Ieri Bergoglio è arrivato a Santa Cruz. Dopo aver celebrato una
messa alla presenza di migliaia di fedeli in abiti tradizionali, si
è recato al Secondo incontro con i movimenti popolari, riuniti
per discutere di terra, casa, lavoro e integrazione. In serata — troppo
tardi per i nostri orari di chiusura — Bergoglio ha parlato ai rappresentanti
dei cinque continenti — oltre 1500 — che discutono sulle tre T (Tierra,
Techo, Trabajo).
Ieri, uno dei panel s’intitolava “Techo, la ciudad y los movimientos
populares” (Tetto, la città e i movimenti popolari). «Perché molti di
noi non hanno un tetto e le case ci sono solo per la vendita e la
speculazione?», ha esordito Valerio Lazaro della Confederacion Sindical
de Trabajadores en Costruccion di Bolivia, uno dei coordinatori del
panel. E il vescovo brasiliano Guilherme Werlang ha fornito la sua
analisi sulle cause che lasciano senza tetto milioni di esseri umani in tutto
il pianeta: «Solo chi ha soldi può avere una casa — ha detto riprendendo
i temi dei discorsi papali — perché l’esclusione e la disuguaglianza
è un peccato sociale frutto di un sistema infernale che venera il dio
denaro». Quindi, il vescovo ha esortato: «Uniti, con coraggio vinceremo questo
diavolo che è il capitale».
In apertura del Secondo incontro, precedendo il discorso di Evo Morales, il cardinale africano Peter Turkson, presidente del Pontificio Consiglio di giustizia e pace, ha usato parole ancora più decise: «Il grido, la protesta e la pressione dei poveri sono di vitale importanza perché i potenti del mondo comprendano che così non si può continuare.

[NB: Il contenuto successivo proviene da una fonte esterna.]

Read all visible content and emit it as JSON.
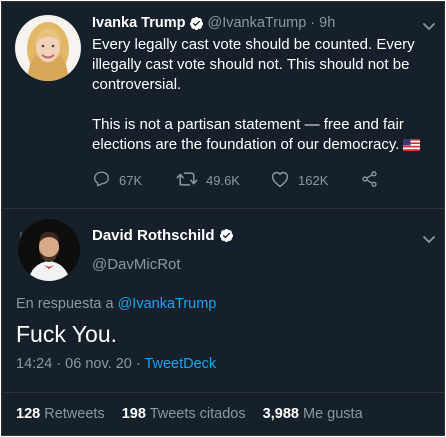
{
  "parent_tweet": {
    "display_name": "Ivanka Trump",
    "handle": "@IvankaTrump",
    "separator": "·",
    "time_ago": "9h",
    "paragraph_1": "Every legally cast vote should be counted. Every illegally cast vote should not. This should not be controversial.",
    "paragraph_2": "This is not a partisan statement — free and fair elections are the foundation of our democracy.",
    "flag_icon": "us-flag-icon",
    "replies": "67K",
    "retweets": "49.6K",
    "likes": "162K"
  },
  "reply_tweet": {
    "display_name": "David Rothschild",
    "handle": "@DavMicRot",
    "reply_prefix": "En respuesta a",
    "reply_to": "@IvankaTrump",
    "text": "Fuck You.",
    "timestamp": "14:24 · 06 nov. 20 · ",
    "source": "TweetDeck",
    "retweets_count": "128",
    "retweets_label": "Retweets",
    "quotes_count": "198",
    "quotes_label": "Tweets citados",
    "likes_count": "3,988",
    "likes_label": "Me gusta"
  },
  "colors": {
    "background": "#15202b",
    "muted": "#8899a6",
    "link": "#1da1f2",
    "verified": "#ffffff"
  }
}
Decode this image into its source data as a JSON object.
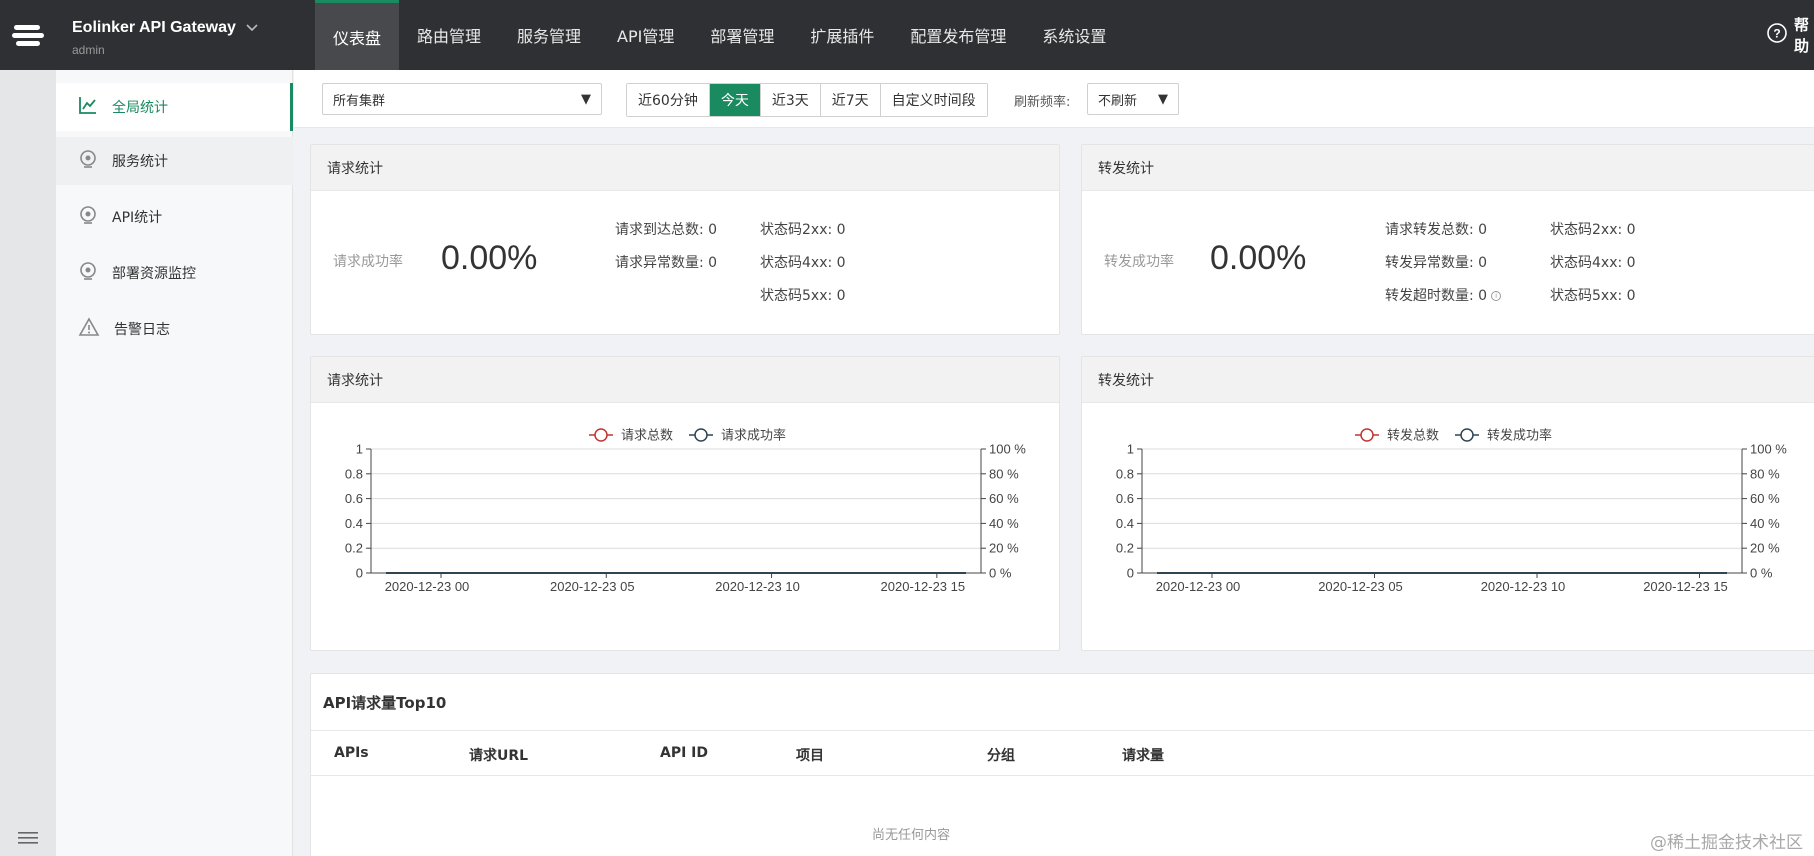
{
  "header": {
    "brand_title": "Eolinker API Gateway",
    "brand_user": "admin",
    "nav": [
      "仪表盘",
      "路由管理",
      "服务管理",
      "API管理",
      "部署管理",
      "扩展插件",
      "配置发布管理",
      "系统设置"
    ],
    "active_nav": 0,
    "help_label": "帮助"
  },
  "sidebar": {
    "items": [
      {
        "label": "全局统计",
        "icon": "line-chart-icon"
      },
      {
        "label": "服务统计",
        "icon": "location-icon"
      },
      {
        "label": "API统计",
        "icon": "location-icon"
      },
      {
        "label": "部署资源监控",
        "icon": "location-icon"
      },
      {
        "label": "告警日志",
        "icon": "warning-icon"
      }
    ]
  },
  "filters": {
    "cluster_value": "所有集群",
    "time_options": [
      "近60分钟",
      "今天",
      "近3天",
      "近7天",
      "自定义时间段"
    ],
    "time_active": 1,
    "refresh_label": "刷新频率:",
    "refresh_value": "不刷新"
  },
  "request_stats": {
    "title": "请求统计",
    "rate_label": "请求成功率",
    "rate_value": "0.00%",
    "total_label": "请求到达总数:",
    "total_value": "0",
    "error_label": "请求异常数量:",
    "error_value": "0",
    "s2xx_label": "状态码2xx:",
    "s2xx_value": "0",
    "s4xx_label": "状态码4xx:",
    "s4xx_value": "0",
    "s5xx_label": "状态码5xx:",
    "s5xx_value": "0"
  },
  "forward_stats": {
    "title": "转发统计",
    "rate_label": "转发成功率",
    "rate_value": "0.00%",
    "total_label": "请求转发总数:",
    "total_value": "0",
    "error_label": "转发异常数量:",
    "error_value": "0",
    "timeout_label": "转发超时数量:",
    "timeout_value": "0",
    "s2xx_label": "状态码2xx:",
    "s2xx_value": "0",
    "s4xx_label": "状态码4xx:",
    "s4xx_value": "0",
    "s5xx_label": "状态码5xx:",
    "s5xx_value": "0"
  },
  "chart_data": [
    {
      "type": "line",
      "title": "请求统计",
      "x": [
        "2020-12-23 00",
        "2020-12-23 05",
        "2020-12-23 10",
        "2020-12-23 15"
      ],
      "series": [
        {
          "name": "请求总数",
          "values": [
            0,
            0,
            0,
            0
          ],
          "color": "#c23531",
          "axis": "left"
        },
        {
          "name": "请求成功率",
          "values": [
            0,
            0,
            0,
            0
          ],
          "color": "#2f4554",
          "axis": "right"
        }
      ],
      "ylim": [
        0,
        1
      ],
      "y_ticks": [
        "0",
        "0.2",
        "0.4",
        "0.6",
        "0.8",
        "1"
      ],
      "y2lim": [
        0,
        100
      ],
      "y2_ticks": [
        "0 %",
        "20 %",
        "40 %",
        "60 %",
        "80 %",
        "100 %"
      ],
      "legend": "top-center",
      "grid": true
    },
    {
      "type": "line",
      "title": "转发统计",
      "x": [
        "2020-12-23 00",
        "2020-12-23 05",
        "2020-12-23 10",
        "2020-12-23 15"
      ],
      "series": [
        {
          "name": "转发总数",
          "values": [
            0,
            0,
            0,
            0
          ],
          "color": "#c23531",
          "axis": "left"
        },
        {
          "name": "转发成功率",
          "values": [
            0,
            0,
            0,
            0
          ],
          "color": "#2f4554",
          "axis": "right"
        }
      ],
      "ylim": [
        0,
        1
      ],
      "y_ticks": [
        "0",
        "0.2",
        "0.4",
        "0.6",
        "0.8",
        "1"
      ],
      "y2lim": [
        0,
        100
      ],
      "y2_ticks": [
        "0 %",
        "20 %",
        "40 %",
        "60 %",
        "80 %",
        "100 %"
      ],
      "legend": "top-center",
      "grid": true
    }
  ],
  "top10": {
    "title": "API请求量Top10",
    "columns": [
      "APIs",
      "请求URL",
      "API ID",
      "项目",
      "分组",
      "请求量"
    ],
    "empty_text": "尚无任何内容"
  },
  "watermark": "@稀土掘金技术社区",
  "colors": {
    "accent": "#1a8a61",
    "topbar": "#2f3033"
  }
}
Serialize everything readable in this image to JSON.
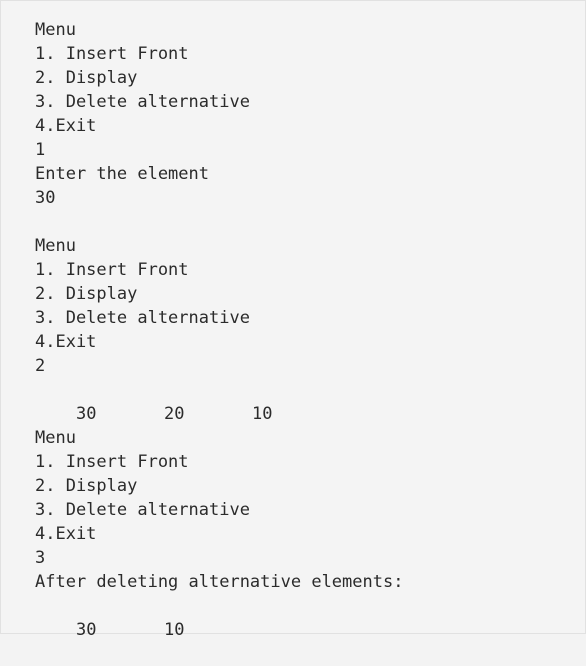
{
  "console": {
    "block1": {
      "menu_title": "Menu",
      "options": [
        "1. Insert Front",
        "2. Display",
        "3. Delete alternative",
        "4.Exit"
      ],
      "choice": "1",
      "prompt": "Enter the element",
      "input": "30"
    },
    "block2": {
      "menu_title": "Menu",
      "options": [
        "1. Insert Front",
        "2. Display",
        "3. Delete alternative",
        "4.Exit"
      ],
      "choice": "2",
      "values": [
        "30",
        "20",
        "10"
      ]
    },
    "block3": {
      "menu_title": "Menu",
      "options": [
        "1. Insert Front",
        "2. Display",
        "3. Delete alternative",
        "4.Exit"
      ],
      "choice": "3",
      "message": "After deleting alternative elements:",
      "values": [
        "30",
        "10"
      ]
    }
  }
}
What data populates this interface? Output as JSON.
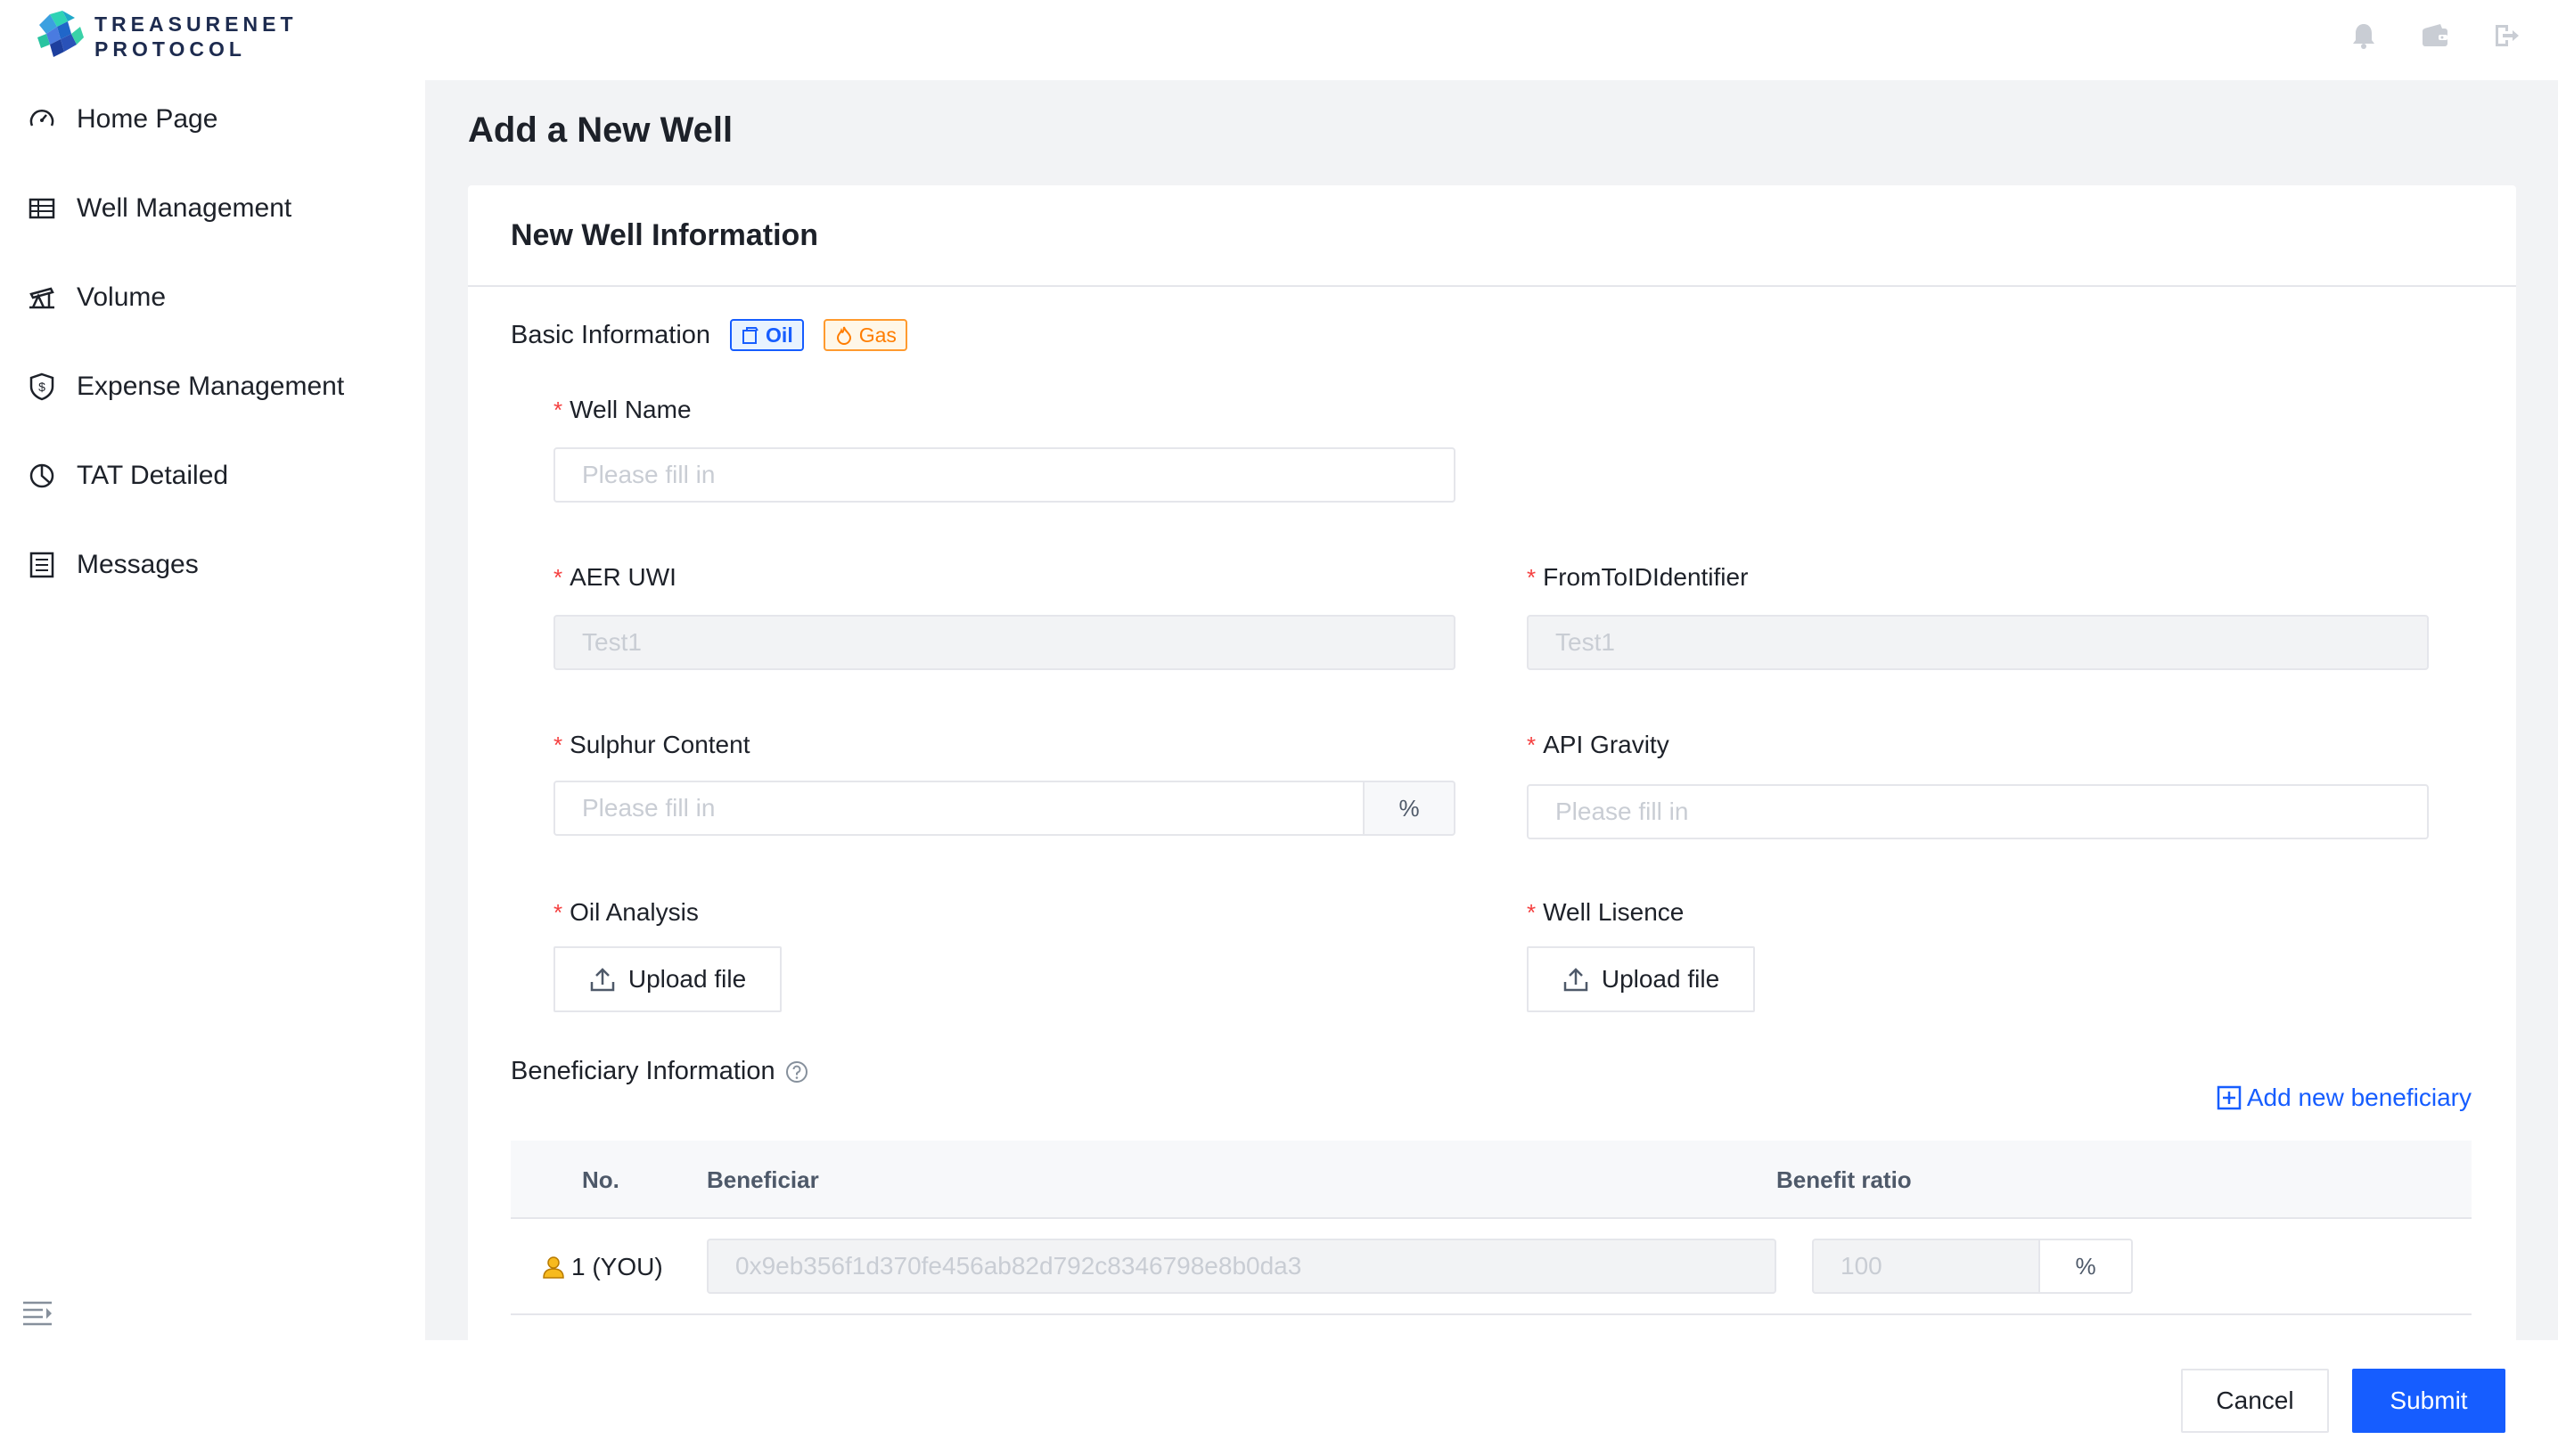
{
  "brand": {
    "line1": "TREASURENET",
    "line2": "PROTOCOL"
  },
  "sidebar": {
    "items": [
      {
        "label": "Home Page",
        "icon": "dashboard-icon"
      },
      {
        "label": "Well Management",
        "icon": "table-icon"
      },
      {
        "label": "Volume",
        "icon": "oil-pump-icon"
      },
      {
        "label": "Expense Management",
        "icon": "dollar-shield-icon"
      },
      {
        "label": "TAT Detailed",
        "icon": "pie-chart-icon"
      },
      {
        "label": "Messages",
        "icon": "list-icon"
      }
    ]
  },
  "page": {
    "title": "Add a New Well"
  },
  "card": {
    "title": "New Well Information"
  },
  "basic": {
    "title": "Basic Information",
    "tag_oil": "Oil",
    "tag_gas": "Gas"
  },
  "form": {
    "well_name": {
      "label": "Well Name",
      "placeholder": "Please fill in"
    },
    "aer_uwi": {
      "label": "AER UWI",
      "value": "Test1"
    },
    "from_to_id": {
      "label": "FromToIDIdentifier",
      "value": "Test1"
    },
    "sulphur": {
      "label": "Sulphur Content",
      "placeholder": "Please fill in",
      "suffix": "%"
    },
    "api_gravity": {
      "label": "API Gravity",
      "placeholder": "Please fill in"
    },
    "oil_analysis": {
      "label": "Oil Analysis",
      "button": "Upload file"
    },
    "well_licence": {
      "label": "Well Lisence",
      "button": "Upload file"
    }
  },
  "beneficiary": {
    "title": "Beneficiary Information",
    "add_label": "Add new beneficiary",
    "columns": [
      "No.",
      "Beneficiar",
      "Benefit ratio"
    ],
    "rows": [
      {
        "no": "1 (YOU)",
        "address": "0x9eb356f1d370fe456ab82d792c8346798e8b0da3",
        "ratio": "100",
        "suffix": "%"
      }
    ]
  },
  "footer": {
    "cancel": "Cancel",
    "submit": "Submit"
  },
  "colors": {
    "primary": "#165dff",
    "required": "#f53f3f",
    "gas": "#ff7d00"
  }
}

La Chiesa vuole ascoltare e unirsi a questo grido. La Chiesa vuole unire le sue mani in questo processo e aiutare ogni cooperativa sociale, ogni comunità contadina… Bisogna rispettare le forme proprie di far politica dei contadini e degli indigeni, il loro modo di sviluppare l’economia popolare e di proteggere l’ambiente».